The student, like so many Sutton has met, experienced heartbreaking violence in his young life. His father and best friend were killed by the Taliban, and his school was the scene of a suicide bombing during a concert last year. Sutton says it’s life-changing to hear these stories, and still be met with such joy for music. “Just being there for two weeks puts everything in perspective. They do this to escape the reality of what’s happening around them every day.”
Sutton’s musical mission has also taken him to Egypt via Cultures in Harmony. The cultural diplomacy organization, which does outreach with people who don’t have access to music education, brought Sutton to another realization about his craft: it crosses boundaries.
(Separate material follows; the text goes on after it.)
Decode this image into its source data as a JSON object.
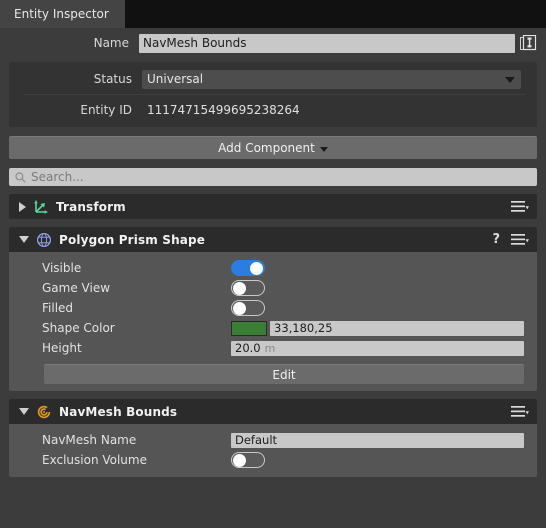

“I spent most of my time writing music with an Egyptian band. We played a mix of jazz, rock and traditional Egyptian music. And even though none of them could read music—and I rely so heavily on notation—we were able to play together and make a connection because that’s the nature of music. It helped us transcend those differences.”
This summer, Sutton did a tour of South Africa with flutist Cobus Du Toit (MM ’10, DMA ’14), playing concerts in every large city in the country and doing outreach with local schools. Sutton says students still contact him to express their gratitude. “We did master classes at the University of South Africa for kids near Pretoria. Just a few weeks ago, one of the students posted on Facebook that he could still remember what we taught him.”
Next up will be a trip with Du Toit to Indonesia, where the pair will present a two-day music camp for kids and perform at a music festival. It’s part of a journey that Sutton says he intends to continue. “I’ve seen what music can mean to people,” he says. “It’s not just a fun thing that you get to do if you’re lucky enough to be born with the opportunity. It saves lives.
“It’s the most important thing in the world to them. Sometimes, it’s the only thing they have.”
Sutton says he could have never traveled the world teaching music if it hadn’t been for the people he met at the College of Music. “I never stayed in my guitar box. There’s such a great atmosphere of collaboration and open-mindedness here,” he says. “You have to feed off the people around you to improve as a musician and as a person.
“And never say ‘no’ to someone who asks you to do something with music. Something else comes from it every time. It could snowball into the coolest thing you’ve ever done.”
Sutton is also a part of the quartet Throw Down or Shut Up! with Associate Professor of Music Theory and pianist Daphne Leong, Thompson Jazz Studies Program Director and saxophonist/flutist John Gunther, and Percussion Instructor Michael Tetreault. They perform as part of the Faculty Tuesday series on Oct. 13 at 7:30 p.m. in Grusin Music Hall.